Intervention de Hélène Luc

Réunion du 31 mars 2005 à 15h00
Aéroports — Article 3

Photo de Hélène LucHélène Luc :

Monsieur le secrétaire d'Etat, en inscrivant dans l'un des tout premiers articles du texte la possibilité de fermer des installations aéroportuaires, vous anticipez les futures préoccupations de la société anonyme ADP, qui seront non plus d'assurer des missions de service public, mais bien de valoriser son patrimoine foncier.

Dans la région d'Ile-de-France, où l'actuel établissement public gère douze aérodromes, ce ne sont pas moins de 1 300 hectares, en dehors des sites de Roissy, d'Orly et du Bourget, qui, via le changement de statut, pourront être livrés au secteur privé. S'agissant d'espaces très convoités, situés le plus souvent à la périphérie des villes, comment le terme « valorisation » pourrait-il signifier autre chose que « spéculation immobilière » ? En toute impunité, ADP pourra décider du jour au lendemain de fermer tel ou tel aéroport, avec pour seule obligation de reverser à l'Etat une partie de la plus-value réalisée.

L'Etat transfère à titre non onéreux son domaine public au nom de la continuité des services aéroportuaires, mais ne prévoit aucun dispositif de récupération ou de préemption en cas de perte de la vocation aéroportuaire. On peut difficilement mieux traiter les investisseurs privés ! Ce gouvernement tend à oublier que le rôle du législateur est de défendre non pas le marché, mais l'intérêt général.

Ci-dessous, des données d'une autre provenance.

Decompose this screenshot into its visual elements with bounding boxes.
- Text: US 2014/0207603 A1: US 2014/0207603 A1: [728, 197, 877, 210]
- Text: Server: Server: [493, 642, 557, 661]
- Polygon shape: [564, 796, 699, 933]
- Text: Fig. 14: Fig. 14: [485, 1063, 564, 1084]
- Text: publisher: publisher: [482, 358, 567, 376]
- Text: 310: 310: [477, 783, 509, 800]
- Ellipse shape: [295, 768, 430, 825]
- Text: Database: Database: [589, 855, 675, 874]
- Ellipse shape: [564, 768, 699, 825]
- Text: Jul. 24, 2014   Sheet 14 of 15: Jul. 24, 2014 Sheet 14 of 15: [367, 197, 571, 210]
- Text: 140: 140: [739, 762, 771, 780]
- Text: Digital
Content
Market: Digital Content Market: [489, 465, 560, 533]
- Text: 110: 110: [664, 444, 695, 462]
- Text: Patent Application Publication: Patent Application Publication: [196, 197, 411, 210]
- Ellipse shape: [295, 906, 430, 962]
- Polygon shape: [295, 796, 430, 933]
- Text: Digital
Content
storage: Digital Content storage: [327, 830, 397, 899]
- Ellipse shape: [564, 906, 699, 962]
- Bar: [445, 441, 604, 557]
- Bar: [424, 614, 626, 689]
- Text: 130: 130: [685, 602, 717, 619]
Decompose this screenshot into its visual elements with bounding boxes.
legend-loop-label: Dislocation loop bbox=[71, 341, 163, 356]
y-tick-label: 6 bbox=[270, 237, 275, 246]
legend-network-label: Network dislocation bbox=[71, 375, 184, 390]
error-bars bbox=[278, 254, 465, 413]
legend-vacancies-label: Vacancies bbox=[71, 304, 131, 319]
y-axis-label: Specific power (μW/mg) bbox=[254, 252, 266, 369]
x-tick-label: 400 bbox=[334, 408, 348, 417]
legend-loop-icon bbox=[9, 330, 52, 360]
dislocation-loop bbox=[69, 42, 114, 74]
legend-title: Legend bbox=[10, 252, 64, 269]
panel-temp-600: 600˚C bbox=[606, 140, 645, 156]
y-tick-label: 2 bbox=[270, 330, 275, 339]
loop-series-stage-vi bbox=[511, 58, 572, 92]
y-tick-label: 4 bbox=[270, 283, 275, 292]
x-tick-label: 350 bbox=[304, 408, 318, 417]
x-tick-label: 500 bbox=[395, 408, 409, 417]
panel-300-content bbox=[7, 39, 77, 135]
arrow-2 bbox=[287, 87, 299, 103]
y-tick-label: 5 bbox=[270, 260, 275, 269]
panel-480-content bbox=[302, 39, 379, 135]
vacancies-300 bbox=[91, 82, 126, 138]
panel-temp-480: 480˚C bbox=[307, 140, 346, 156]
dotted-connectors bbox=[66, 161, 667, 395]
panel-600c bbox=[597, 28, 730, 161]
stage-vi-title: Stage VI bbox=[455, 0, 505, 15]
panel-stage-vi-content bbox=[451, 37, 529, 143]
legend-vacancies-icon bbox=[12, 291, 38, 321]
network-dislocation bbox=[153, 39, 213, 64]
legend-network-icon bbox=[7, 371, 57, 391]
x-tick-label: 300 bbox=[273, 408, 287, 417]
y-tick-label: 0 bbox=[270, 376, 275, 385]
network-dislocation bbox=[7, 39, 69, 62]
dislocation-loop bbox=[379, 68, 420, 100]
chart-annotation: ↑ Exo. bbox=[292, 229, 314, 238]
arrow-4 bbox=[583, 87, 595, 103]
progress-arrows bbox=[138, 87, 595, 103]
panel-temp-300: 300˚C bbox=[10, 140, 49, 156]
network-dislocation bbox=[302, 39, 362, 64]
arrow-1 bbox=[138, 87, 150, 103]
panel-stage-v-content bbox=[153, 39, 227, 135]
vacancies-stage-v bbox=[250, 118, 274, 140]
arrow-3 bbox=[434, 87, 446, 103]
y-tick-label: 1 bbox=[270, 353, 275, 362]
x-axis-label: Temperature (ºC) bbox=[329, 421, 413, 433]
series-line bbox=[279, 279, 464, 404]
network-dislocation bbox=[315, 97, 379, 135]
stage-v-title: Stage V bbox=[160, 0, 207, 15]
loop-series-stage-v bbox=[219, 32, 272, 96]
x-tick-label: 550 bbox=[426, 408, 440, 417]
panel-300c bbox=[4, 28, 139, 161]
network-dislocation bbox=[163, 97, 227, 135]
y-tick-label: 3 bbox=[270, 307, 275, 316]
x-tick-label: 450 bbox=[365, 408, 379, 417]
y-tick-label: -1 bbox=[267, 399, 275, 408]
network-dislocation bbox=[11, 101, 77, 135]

En effet, cette règle de l'attribution à l'Etat de 70 % des éventuelles plus-values foncières pourrait donner à penser que les intérêts patrimoniaux de l'Etat seront préservés, mais s'est-on interrogé sur la manne financière que représenteront pour ADP les 30 % restants ? Personne aujourd'hui ne prend la peine d'estimer la valeur du patrimoine foncier légué par l'Etat à la société anonyme ADP.

Il est vrai que, dans un premier temps, l'Etat récupérera une partie des plus-values, en tant qu'actionnaire majoritaire d'ADP. Cependant, que se passera-t-il demain, lorsque l'Etat ne sera plus qu'un actionnaire parmi d'autres ? En effet, rien ne nous dit que les fermetures d'installations aéroportuaires interviendront dans les prochains mois. Quant aux engagements pris sur le maintien de l'Etat comme actionnaire majoritaire, ils ne nous convainquent pas, au regard du destin qu'ont connu les autres entreprises publiques dont le capital a été ouvert.

Par ailleurs, l'Etat entend tenir compte, pour le calcul de la plus-value, du coût de la remise en état des installations, consistant essentiellement en travaux de dépollution, effectuée par ADP. Sous quel prétexte de tels travaux devraient-ils être pris en compte ? Si la société anonyme ADP décide de fermer un aérodrome, non pour assurer au mieux des missions de service public, mais pour valoriser son patrimoine foncier, pourquoi l'Etat devrait-il participer indirectement au financement de la remise en état du site ? Le rapporteur pour avis de la commission des finances va d'ailleurs encore plus loin, puisqu'il considère que l'ensemble des plus-values réalisées à l'occasion de la cession de biens devront être « la propriété des actionnaires ».

Cette spoliation de l'Etat, quelle que soit son ampleur, est d'autant moins acceptable que le Gouvernement a mis en avant l'argument des contraintes liées à la situation des finances publiques pour écarter tout apport d'une dotation publique à l'entreprise aéroportuaire. D'un côté, le Gouvernement fait régresser les politiques publiques au nom des contraintes budgétaires, mais, de l'autre, il contribue à la fragilisation toujours plus grande des finances publiques par ses cadeaux aux marchés financiers.

Quoi qu'il en soit, en matière d'aménagement du territoire, les enjeux sont extrêmement importants. La gestion et la valorisation de certains terrains concernent nombre de communes riveraines des zones aéroportuaires. Cet élément est une source d'inquiétude pour les usagers et pour les élus.

Pourtant, il n'est fait nulle part mention des communautés aéroportuaires dans ce texte, alors que la loi portant création des communautés aéroportuaires comportait un principe intéressant de gouvernance des sites aéroportuaires, visant à ce que soient traitées simultanément toutes les questions relatives aux nuisances, aux transports, à l'emploi et à la formation, à l'aménagement du territoire et aux financements.

Pour toutes ces raisons, nous demandons la suppression de l'article 3.